Having learned instrumental music from the age of nine, the concept of harmony has long held vital musical and personal importance for me. If Miranda were a song, it would for me not be Carmen Miranda singing with a fruit salad on her head, but instead would be John Coltrane’s A Love Supreme (read here, too). A Love Supreme was one of Coltrane’s enduring masterpieces which for him deeply expressed his love for G-d. Although not reaching the masterpiece stratosphere of Coltrane’s A Love Supreme, Miranda is about the closest Supreme Court tribute thus far to criminal defendants’ Constitutional rights.

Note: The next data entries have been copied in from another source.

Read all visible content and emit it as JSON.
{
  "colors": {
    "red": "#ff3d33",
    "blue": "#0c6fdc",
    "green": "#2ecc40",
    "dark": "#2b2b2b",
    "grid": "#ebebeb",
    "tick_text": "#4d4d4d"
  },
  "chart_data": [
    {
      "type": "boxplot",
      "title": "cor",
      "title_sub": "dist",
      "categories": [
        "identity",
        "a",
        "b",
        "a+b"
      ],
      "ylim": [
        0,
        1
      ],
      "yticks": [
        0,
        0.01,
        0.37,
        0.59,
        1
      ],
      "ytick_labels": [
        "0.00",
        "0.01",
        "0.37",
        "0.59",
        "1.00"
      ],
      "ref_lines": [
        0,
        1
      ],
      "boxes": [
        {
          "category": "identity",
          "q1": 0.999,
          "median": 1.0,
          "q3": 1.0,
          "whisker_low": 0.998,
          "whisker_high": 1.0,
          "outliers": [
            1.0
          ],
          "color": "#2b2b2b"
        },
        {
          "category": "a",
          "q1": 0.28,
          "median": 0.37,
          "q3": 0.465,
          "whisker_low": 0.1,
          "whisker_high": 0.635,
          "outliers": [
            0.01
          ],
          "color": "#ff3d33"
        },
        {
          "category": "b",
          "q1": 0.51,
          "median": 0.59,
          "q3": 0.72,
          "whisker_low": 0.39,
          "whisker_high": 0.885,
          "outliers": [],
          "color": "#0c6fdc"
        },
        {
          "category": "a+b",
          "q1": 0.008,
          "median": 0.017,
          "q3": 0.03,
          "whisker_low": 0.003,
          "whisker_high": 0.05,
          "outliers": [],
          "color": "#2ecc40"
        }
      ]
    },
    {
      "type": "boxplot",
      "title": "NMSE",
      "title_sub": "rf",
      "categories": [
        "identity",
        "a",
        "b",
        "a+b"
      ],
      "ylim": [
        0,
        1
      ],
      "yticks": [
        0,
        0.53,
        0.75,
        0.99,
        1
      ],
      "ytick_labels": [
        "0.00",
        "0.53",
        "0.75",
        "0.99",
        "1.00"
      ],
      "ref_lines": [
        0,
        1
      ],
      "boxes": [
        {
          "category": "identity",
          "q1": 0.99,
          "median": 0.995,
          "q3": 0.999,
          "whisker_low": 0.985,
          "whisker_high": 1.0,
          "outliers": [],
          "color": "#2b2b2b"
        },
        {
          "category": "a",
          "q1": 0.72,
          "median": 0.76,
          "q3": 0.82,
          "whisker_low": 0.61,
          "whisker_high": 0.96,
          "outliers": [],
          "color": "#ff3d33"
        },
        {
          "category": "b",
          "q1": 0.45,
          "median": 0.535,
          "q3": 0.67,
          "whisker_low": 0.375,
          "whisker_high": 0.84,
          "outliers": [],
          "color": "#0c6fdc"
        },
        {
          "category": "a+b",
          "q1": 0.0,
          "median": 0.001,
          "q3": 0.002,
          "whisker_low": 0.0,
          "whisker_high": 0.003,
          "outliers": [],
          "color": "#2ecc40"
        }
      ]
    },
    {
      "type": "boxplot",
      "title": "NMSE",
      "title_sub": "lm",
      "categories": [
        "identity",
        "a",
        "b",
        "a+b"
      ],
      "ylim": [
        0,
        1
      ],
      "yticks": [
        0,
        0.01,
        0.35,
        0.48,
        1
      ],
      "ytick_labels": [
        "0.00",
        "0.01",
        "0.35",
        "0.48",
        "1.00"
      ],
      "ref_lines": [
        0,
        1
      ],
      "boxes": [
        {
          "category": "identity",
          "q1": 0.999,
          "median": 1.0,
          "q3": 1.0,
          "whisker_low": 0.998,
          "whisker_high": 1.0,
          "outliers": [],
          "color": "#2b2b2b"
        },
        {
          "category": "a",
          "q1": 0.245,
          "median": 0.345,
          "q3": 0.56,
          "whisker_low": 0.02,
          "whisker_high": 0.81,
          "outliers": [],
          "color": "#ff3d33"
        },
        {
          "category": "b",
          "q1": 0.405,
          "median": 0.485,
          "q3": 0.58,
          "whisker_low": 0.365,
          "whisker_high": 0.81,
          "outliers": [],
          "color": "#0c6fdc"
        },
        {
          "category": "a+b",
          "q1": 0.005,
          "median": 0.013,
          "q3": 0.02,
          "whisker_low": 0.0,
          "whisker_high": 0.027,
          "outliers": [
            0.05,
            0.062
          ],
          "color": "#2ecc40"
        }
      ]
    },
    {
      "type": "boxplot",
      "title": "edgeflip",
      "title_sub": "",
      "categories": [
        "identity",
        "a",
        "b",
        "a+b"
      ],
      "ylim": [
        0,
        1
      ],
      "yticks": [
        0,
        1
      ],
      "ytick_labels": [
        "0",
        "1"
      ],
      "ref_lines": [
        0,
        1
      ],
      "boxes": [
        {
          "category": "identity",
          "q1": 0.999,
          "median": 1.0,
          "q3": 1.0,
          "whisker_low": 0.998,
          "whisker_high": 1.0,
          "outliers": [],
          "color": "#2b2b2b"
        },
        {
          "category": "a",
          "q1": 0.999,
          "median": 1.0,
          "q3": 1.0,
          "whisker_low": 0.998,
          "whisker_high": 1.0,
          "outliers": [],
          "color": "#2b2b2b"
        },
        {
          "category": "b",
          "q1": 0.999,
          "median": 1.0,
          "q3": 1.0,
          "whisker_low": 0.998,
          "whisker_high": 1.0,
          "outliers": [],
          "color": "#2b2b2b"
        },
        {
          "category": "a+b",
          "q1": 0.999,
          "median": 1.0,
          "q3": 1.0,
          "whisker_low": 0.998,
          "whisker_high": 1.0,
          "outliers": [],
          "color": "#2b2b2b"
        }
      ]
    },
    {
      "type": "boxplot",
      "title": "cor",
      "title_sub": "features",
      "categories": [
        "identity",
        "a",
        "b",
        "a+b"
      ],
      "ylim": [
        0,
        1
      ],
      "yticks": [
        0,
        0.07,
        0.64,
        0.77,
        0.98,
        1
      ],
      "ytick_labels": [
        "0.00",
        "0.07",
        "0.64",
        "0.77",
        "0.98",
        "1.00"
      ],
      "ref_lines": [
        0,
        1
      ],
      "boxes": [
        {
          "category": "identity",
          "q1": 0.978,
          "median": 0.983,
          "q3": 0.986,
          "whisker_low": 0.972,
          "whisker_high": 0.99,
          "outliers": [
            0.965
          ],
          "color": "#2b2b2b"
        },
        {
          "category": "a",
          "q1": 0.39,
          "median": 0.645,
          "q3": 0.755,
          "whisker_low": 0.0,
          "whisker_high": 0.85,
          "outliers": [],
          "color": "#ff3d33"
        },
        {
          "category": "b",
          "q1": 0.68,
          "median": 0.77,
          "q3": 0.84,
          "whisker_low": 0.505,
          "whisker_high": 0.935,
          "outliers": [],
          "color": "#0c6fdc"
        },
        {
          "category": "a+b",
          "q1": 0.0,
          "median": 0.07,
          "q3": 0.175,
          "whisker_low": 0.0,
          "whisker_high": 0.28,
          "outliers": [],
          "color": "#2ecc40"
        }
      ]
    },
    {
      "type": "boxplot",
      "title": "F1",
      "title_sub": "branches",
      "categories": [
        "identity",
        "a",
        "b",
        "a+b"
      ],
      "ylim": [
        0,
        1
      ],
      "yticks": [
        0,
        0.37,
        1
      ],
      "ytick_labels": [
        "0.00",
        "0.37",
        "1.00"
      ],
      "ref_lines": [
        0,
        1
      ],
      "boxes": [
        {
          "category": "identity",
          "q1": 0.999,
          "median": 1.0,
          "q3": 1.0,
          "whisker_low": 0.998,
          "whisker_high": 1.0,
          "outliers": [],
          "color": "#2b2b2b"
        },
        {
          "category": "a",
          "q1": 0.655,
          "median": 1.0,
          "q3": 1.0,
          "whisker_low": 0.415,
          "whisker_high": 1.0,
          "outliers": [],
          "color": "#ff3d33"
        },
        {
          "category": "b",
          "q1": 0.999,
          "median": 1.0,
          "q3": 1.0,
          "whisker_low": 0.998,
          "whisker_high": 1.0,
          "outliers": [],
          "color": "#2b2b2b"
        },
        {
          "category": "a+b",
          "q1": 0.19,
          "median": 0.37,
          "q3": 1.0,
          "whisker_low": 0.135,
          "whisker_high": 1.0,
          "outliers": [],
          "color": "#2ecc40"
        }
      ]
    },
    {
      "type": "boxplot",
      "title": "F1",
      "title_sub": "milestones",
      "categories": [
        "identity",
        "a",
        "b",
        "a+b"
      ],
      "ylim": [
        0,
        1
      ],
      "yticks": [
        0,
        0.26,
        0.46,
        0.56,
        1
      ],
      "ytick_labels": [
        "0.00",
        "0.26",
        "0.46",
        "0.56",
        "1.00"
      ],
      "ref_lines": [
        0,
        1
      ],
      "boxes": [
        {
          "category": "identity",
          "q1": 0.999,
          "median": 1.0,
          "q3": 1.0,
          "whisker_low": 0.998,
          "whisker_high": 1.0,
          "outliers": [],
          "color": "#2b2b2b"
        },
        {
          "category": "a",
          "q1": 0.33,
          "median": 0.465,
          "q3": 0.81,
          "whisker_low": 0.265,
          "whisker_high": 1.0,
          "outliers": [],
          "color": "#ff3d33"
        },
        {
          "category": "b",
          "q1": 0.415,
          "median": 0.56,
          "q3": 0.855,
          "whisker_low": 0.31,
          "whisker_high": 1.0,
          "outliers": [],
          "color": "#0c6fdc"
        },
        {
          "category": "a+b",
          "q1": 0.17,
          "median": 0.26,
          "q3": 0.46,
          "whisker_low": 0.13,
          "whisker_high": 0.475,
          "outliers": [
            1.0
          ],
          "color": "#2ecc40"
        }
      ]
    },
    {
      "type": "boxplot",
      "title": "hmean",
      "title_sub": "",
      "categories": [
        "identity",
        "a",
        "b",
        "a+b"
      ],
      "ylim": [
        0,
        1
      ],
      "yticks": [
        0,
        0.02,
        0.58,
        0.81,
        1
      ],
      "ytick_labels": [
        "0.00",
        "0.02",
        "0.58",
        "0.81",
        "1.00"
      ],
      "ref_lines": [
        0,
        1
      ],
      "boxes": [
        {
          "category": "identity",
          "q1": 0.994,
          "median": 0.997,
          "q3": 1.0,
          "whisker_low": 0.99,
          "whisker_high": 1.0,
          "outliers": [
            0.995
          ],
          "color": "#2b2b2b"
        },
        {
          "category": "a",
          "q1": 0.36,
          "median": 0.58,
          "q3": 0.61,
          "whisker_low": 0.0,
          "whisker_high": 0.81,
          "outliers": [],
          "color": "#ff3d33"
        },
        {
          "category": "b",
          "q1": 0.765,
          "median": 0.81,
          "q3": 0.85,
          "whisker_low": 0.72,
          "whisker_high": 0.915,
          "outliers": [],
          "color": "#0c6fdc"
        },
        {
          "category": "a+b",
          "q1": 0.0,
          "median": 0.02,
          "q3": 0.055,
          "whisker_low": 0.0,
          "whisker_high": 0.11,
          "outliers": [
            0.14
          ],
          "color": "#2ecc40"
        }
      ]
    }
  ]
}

If last week’s Gant opinion — which substantially rolled back the damage inflicted by New York v. Belton, 453 U.S. 454 (1981) with Belton’s practically black-letter rule allowing the search of cars of arrested persons, and which, post-Gant, erodes police motivation to make pretextual car stops under Whren v. U.S., 517 U.S. 806 (1996) and to arrest people charged with non-jailable offenses under Atwater v. Lago Vista, 532 U.S. 318 (2001) — were a song, it would for me be Antonio Carlos Jobim’s Wave in reverse, as it rolls back the devastating Belton tsunami.
The United States Supreme Court remains a place that in a given month can inflict much harm that will continue for years if not decades, and that might then turn around and deliver a stunning victory for civil liberties. Such outcomes are determined by the text of the Constitution, the text of statutes and treaties being analyzed, the justices’ interpretation of Supreme Court precedents and their views on the extent of stare decisis treatment to give to each precedent, and what each justice ate for breakfast or had stuck in his or her underwear as a child.
Your votes for president and the United States Senate determine the Supreme Court’s nine occupants. Remember that.